Who are these lucky people and why are they using our trucks? Earlier in September we were joined by logistical staff from FINNARP (the Finnish Antarctic Research Program) and AWI (the Alfred Wegener Institute who conduct and support science in the polar regions and oceans). National Antarctic Programs use Arctic Trucks as a platform to enhance their science programs and to provide vital logistical support servicing installations off station or scouting routes to be taken by heavier equipment.
Training with Arctic Trucks is a hands-on affair where participants put the trucks through their paces on some of Europe´s largest glaciers. As we crossed a river which brought the headlights below waterline nobody needed to remind me to concentrate! PowerPoints inevitably lead to a drooping eyelid or two… and they have their place but as the trucks performed a beautiful mechanical yoga to cross drainage runnels in the ice it struck me that this was as close to synthesizing the remoteness and conditions I have found in over 20 months spent in Antarctica.
I come from a mountaineering background and am familiar with building snow anchors and even have the occasional dream about rigging crevasse rescue. So I was pleased to see the same principles supersized to build vehicle grade snow anchors. Some nice touches included swapping winch cables for static weaves which don’t spring if broken under load; load bearing clip in points next to the seats for personnel leaving the vehicle in unknown / hazardous terrain; literally bringing a kitchen sink; and heated seats. Arctic Trucks is a small dedicated crew and on any given training it is likely that the instructor is the same guy who designed the truck you’re driving and that they tested in the over 300,000km travelled by Arctic Trucks in Antarctica to date.
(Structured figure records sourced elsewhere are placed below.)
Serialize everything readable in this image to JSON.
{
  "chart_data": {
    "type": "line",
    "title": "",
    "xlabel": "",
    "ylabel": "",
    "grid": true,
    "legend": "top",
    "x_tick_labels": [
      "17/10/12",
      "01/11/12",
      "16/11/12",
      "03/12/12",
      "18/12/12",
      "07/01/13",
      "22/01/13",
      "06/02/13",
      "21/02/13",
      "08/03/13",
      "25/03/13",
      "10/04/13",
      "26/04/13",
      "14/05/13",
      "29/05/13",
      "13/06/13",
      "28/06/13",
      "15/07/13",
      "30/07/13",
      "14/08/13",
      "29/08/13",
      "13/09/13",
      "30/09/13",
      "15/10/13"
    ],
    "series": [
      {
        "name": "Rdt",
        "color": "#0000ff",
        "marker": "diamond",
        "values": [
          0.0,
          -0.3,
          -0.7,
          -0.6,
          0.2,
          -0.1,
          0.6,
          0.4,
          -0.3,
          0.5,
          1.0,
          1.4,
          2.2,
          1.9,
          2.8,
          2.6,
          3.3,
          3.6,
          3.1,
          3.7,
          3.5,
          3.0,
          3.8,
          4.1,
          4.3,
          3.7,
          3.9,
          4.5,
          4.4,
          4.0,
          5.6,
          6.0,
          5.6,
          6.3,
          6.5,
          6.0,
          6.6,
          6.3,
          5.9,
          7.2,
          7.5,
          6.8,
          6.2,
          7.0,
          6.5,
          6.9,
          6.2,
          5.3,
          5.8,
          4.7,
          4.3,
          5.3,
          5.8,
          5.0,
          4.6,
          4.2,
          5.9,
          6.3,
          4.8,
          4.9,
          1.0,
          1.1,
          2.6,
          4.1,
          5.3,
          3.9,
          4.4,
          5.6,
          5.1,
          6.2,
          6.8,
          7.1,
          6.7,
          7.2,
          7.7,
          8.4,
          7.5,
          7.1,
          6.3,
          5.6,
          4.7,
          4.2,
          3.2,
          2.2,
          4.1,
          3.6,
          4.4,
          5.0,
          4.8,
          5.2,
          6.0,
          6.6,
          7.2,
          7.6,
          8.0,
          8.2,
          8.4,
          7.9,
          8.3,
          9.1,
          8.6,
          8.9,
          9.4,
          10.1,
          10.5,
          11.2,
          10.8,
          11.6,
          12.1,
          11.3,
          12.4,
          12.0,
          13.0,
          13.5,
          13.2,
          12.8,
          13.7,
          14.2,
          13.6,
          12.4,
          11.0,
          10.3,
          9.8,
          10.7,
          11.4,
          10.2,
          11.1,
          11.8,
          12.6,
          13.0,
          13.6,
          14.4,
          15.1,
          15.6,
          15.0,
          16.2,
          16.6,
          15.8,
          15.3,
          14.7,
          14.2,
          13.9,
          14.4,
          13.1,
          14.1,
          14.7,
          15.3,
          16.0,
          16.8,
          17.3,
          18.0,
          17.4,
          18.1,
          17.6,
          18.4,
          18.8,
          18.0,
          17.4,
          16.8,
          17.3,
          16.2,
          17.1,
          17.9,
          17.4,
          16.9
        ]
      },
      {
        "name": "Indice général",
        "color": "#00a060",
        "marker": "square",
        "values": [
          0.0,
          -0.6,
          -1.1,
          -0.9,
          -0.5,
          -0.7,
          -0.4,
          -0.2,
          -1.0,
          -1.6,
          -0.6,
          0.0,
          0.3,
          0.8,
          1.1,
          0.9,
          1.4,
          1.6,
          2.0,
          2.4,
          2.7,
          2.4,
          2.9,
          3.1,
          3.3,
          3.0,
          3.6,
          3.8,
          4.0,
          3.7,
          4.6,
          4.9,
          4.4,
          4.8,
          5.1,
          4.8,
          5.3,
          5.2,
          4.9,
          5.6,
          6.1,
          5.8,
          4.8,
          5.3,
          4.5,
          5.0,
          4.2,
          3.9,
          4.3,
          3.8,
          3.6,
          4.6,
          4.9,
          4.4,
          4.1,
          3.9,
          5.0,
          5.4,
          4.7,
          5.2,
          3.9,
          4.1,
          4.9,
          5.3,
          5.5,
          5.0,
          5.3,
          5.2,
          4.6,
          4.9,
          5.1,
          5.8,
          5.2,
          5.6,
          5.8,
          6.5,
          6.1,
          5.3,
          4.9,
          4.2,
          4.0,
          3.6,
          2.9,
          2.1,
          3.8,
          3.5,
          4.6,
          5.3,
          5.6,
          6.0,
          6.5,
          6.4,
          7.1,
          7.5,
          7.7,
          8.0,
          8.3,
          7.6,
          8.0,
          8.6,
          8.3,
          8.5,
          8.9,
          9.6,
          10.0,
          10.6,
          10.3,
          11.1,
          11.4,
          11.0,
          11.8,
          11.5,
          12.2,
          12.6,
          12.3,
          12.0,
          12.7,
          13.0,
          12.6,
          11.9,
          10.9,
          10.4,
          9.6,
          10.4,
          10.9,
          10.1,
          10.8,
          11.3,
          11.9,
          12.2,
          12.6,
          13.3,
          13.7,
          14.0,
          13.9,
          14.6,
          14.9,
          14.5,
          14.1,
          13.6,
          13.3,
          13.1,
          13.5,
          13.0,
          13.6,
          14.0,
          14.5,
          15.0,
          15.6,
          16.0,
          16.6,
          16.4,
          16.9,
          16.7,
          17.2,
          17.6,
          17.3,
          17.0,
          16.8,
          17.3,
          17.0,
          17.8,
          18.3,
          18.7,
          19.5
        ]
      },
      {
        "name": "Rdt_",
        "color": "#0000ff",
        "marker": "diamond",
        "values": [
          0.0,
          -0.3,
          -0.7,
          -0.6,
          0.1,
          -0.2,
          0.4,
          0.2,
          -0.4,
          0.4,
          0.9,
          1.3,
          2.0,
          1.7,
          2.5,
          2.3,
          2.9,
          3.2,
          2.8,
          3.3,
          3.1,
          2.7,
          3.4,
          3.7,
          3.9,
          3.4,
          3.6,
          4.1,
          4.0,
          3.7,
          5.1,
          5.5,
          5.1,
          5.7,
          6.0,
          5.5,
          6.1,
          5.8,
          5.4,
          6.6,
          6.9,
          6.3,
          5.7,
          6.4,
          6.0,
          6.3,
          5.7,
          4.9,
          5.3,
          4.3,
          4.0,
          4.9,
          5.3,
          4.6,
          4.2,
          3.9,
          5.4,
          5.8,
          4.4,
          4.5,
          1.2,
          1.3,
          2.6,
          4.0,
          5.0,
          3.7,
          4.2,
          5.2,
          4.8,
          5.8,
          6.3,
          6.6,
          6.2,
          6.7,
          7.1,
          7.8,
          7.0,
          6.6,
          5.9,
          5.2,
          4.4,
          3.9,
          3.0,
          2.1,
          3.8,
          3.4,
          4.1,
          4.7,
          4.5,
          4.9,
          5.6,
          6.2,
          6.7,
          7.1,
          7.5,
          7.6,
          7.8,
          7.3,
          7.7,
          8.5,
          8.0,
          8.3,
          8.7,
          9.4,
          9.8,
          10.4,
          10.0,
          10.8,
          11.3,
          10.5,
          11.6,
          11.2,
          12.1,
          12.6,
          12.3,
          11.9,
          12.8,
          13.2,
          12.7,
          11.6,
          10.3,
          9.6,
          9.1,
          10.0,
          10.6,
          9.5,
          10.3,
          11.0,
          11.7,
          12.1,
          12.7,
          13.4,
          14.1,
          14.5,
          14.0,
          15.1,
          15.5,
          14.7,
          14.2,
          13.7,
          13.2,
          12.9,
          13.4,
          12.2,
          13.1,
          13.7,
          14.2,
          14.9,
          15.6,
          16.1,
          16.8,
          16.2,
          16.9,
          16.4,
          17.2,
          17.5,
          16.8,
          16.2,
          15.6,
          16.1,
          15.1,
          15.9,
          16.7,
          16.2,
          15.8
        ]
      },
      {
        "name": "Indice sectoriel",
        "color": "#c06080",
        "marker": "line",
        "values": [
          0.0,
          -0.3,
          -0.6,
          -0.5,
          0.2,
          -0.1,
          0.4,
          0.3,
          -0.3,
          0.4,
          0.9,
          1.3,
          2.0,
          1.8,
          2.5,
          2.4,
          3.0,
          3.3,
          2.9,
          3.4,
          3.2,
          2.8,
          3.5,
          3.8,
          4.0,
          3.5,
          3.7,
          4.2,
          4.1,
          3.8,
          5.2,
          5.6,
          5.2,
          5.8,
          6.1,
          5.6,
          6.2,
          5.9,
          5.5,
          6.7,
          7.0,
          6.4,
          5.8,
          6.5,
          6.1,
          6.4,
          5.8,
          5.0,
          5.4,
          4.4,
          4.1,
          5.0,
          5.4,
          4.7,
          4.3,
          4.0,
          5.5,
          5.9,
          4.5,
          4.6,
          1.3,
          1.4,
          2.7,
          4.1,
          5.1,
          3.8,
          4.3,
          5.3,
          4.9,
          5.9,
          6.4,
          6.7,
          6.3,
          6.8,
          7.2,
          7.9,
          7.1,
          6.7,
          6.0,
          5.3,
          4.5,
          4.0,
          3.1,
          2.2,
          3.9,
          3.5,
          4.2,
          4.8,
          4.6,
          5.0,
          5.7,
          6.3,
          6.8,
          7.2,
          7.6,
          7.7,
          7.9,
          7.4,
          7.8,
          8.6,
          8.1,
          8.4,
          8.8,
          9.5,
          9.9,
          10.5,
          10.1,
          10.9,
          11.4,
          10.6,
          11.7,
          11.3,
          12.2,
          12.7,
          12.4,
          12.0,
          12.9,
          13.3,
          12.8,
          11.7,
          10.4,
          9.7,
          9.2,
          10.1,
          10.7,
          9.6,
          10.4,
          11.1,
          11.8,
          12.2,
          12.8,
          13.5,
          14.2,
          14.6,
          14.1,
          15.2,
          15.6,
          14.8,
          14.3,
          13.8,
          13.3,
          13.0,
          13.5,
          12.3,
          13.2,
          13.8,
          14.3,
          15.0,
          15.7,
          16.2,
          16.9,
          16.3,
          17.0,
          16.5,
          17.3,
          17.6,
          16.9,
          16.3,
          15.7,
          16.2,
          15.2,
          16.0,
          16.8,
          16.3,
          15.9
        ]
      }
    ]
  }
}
Having ridden 1000s of noisy / bumpy kilometres by snowmobile it was hard to wipe the smile off my face while enjoying the undulations cruising across Langjökull glacier at 40kmph watching the slow sub-Arctic sunset. The hands-on education is rewarding in and of itself and participants leave with knowledge of how to use a high-lift jack, perform daily checks, free a vehicle from soft snow, and a feeling that they were on a mini-expedition as well.